Calculate Digit Verification of CAS Registry Number 55270-04:
(7*5)+(6*5)+(5*2)+(4*7)+(3*0)+(2*0)+(1*4)=107
107 % 10 = 7
So 55270-04-7 is a valid CAS Registry Number.
InChI:InChI=1/C10H13NO/c11-10-8(6-12)5-7-3-1-2-4-9(7)10/h1-4,8,10,12H,5-6,11H2/t8-,10+/m0/s1
55270-04-7Relevant articles and documents
Structure-based design and synthesis of an HIV-1 entry inhibitor exploiting X-ray and thermodynamic characterization
LaLonde, Judith M.,Le-Khac, Matthew,Jones, David M.,Courter, Joel R.,Park, Jongwoo,Schoen, Arne,Princiotto, Amy M.,Wu, Xueling,Mascola, John R.,Freire, Ernesto,Sodroski, Joseph,Madani, Navid,Hendrickson, Wayne A.,Smith, Amos B.
supporting information, p. 338 - 343 (2013/05/08)

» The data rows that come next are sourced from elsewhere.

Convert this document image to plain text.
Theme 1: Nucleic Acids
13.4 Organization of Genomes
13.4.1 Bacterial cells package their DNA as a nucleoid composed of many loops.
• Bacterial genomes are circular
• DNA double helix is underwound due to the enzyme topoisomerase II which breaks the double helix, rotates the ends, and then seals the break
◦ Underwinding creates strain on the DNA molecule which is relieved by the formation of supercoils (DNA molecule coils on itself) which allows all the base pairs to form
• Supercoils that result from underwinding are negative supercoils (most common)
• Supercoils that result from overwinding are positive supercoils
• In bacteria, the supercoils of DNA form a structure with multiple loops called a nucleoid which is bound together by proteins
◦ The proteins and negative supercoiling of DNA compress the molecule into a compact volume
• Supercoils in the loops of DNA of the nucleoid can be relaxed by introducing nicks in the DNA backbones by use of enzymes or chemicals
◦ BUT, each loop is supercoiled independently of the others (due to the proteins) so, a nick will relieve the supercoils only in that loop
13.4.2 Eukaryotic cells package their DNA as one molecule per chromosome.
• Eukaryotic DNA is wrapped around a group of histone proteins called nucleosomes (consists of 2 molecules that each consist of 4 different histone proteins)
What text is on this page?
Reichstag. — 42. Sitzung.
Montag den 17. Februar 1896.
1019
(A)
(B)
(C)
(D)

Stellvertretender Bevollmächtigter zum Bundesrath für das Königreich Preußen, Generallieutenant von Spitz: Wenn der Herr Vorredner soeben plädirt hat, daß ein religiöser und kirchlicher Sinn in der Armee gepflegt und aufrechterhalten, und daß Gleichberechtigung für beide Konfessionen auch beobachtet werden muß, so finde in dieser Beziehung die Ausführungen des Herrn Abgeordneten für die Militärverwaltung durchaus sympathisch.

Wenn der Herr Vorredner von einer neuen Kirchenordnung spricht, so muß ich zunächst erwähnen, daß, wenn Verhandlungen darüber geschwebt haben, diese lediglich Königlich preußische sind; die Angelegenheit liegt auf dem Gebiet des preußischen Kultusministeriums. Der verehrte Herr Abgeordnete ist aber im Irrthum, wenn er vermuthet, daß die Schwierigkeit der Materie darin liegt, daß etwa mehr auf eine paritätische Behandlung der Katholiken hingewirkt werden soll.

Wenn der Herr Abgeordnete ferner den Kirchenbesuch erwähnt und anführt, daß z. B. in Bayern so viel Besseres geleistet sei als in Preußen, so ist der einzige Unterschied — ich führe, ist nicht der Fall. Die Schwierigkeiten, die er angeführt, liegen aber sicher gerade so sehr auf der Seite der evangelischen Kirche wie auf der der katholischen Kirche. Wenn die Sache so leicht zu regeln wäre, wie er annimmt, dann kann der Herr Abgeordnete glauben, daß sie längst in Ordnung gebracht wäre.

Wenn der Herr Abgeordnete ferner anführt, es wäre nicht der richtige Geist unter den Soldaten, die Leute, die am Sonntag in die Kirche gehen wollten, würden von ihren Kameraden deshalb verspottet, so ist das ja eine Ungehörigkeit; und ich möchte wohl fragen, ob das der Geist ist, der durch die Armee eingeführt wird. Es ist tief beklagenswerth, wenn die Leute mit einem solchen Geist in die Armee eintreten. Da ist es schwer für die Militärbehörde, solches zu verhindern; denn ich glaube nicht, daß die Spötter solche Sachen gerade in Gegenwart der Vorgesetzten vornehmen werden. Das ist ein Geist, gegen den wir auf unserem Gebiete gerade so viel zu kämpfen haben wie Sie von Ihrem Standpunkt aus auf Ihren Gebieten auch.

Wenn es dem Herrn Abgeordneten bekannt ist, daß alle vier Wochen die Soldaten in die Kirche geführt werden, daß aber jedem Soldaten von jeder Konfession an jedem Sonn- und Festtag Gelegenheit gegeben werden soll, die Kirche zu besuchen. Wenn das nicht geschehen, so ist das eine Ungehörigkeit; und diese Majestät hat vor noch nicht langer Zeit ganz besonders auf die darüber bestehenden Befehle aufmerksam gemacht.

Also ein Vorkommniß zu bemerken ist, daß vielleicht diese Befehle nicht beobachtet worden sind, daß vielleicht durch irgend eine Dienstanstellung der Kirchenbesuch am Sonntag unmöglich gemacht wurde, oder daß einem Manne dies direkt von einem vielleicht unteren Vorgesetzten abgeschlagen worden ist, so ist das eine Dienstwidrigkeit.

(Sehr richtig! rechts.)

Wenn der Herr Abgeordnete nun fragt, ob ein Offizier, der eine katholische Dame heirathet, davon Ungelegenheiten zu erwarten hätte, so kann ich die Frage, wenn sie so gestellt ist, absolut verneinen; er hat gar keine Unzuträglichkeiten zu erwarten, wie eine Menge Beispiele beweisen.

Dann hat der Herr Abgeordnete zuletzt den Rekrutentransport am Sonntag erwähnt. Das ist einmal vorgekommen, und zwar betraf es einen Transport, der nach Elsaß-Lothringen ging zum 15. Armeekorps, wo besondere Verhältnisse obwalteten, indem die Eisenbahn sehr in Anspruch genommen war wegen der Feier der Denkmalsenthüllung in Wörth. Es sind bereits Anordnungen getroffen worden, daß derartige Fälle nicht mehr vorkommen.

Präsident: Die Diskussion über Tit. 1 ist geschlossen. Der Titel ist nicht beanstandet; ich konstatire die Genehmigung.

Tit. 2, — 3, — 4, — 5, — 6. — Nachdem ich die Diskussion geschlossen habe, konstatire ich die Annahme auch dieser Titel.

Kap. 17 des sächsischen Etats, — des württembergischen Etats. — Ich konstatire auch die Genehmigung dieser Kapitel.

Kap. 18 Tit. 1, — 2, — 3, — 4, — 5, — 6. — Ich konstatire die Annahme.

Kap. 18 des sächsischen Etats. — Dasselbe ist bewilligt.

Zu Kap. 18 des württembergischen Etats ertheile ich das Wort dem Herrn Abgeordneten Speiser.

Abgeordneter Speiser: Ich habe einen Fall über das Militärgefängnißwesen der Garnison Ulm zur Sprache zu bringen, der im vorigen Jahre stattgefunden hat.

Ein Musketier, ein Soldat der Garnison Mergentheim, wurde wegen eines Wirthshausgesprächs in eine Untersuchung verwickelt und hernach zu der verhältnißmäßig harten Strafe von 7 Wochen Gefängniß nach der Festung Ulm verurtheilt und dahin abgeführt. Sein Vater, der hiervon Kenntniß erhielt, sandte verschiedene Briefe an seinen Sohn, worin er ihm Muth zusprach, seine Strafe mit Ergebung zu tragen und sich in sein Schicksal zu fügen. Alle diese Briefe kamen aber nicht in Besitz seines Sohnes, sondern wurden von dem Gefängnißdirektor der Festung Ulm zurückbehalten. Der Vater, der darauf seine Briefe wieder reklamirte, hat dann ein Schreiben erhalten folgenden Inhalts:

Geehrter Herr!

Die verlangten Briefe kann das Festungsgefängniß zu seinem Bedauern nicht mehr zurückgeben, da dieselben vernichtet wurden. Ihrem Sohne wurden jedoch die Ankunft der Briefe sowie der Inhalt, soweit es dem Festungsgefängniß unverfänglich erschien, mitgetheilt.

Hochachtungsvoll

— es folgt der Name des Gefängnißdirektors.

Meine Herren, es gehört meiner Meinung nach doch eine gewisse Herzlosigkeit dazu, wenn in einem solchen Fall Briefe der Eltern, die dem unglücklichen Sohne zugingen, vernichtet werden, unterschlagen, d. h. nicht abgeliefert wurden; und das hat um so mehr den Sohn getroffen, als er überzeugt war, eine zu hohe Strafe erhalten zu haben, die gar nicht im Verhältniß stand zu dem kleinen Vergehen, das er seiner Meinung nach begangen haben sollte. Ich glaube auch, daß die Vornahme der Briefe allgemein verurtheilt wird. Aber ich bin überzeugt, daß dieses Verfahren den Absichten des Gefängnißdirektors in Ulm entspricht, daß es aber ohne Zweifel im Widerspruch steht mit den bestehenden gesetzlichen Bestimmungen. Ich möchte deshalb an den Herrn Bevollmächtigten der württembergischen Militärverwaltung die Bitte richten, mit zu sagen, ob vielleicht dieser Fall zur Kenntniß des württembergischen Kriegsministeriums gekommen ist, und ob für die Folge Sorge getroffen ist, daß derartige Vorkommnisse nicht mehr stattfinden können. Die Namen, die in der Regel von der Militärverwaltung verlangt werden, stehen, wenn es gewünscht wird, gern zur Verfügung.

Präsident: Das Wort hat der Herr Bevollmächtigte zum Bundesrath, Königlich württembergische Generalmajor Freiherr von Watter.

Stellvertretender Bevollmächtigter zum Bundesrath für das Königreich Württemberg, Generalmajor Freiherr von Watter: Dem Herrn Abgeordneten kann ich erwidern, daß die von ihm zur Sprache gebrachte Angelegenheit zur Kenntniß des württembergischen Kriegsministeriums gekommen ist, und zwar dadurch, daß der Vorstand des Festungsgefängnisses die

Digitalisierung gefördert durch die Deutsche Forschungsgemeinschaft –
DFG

The design, synthesis, thermodynamic and crystallographic characterization of a potent, broad spectrum, second-generation HIV-1 entry inhibitor that engages conserved carbonyl hydrogen bonds within gp120 has been achieved. The optimized antagonist exhibits a submicromolar binding affinity (110 nM) and inhibits viral entry of clade B and C viruses (IC50 geometric mean titer of 1.7 and 14.0 μM, respectively), without promoting CD4-independent viral entry. The thermodynamic signatures indicate a binding preference for the (R,R)- over the (S,S)-enantiomer. The crystal structure of the small-molecule/gp120 complex reveals the displacement of crystallographic water and the formation of a hydrogen bond with a backbone carbonyl of the bridging sheet. Thus, structure-based design and synthesis targeting the highly conserved and structurally characterized CD4-gp120 interface is an effective tactic to enhance the neutralization potency of small-molecule HIV-1 entry inhibitors.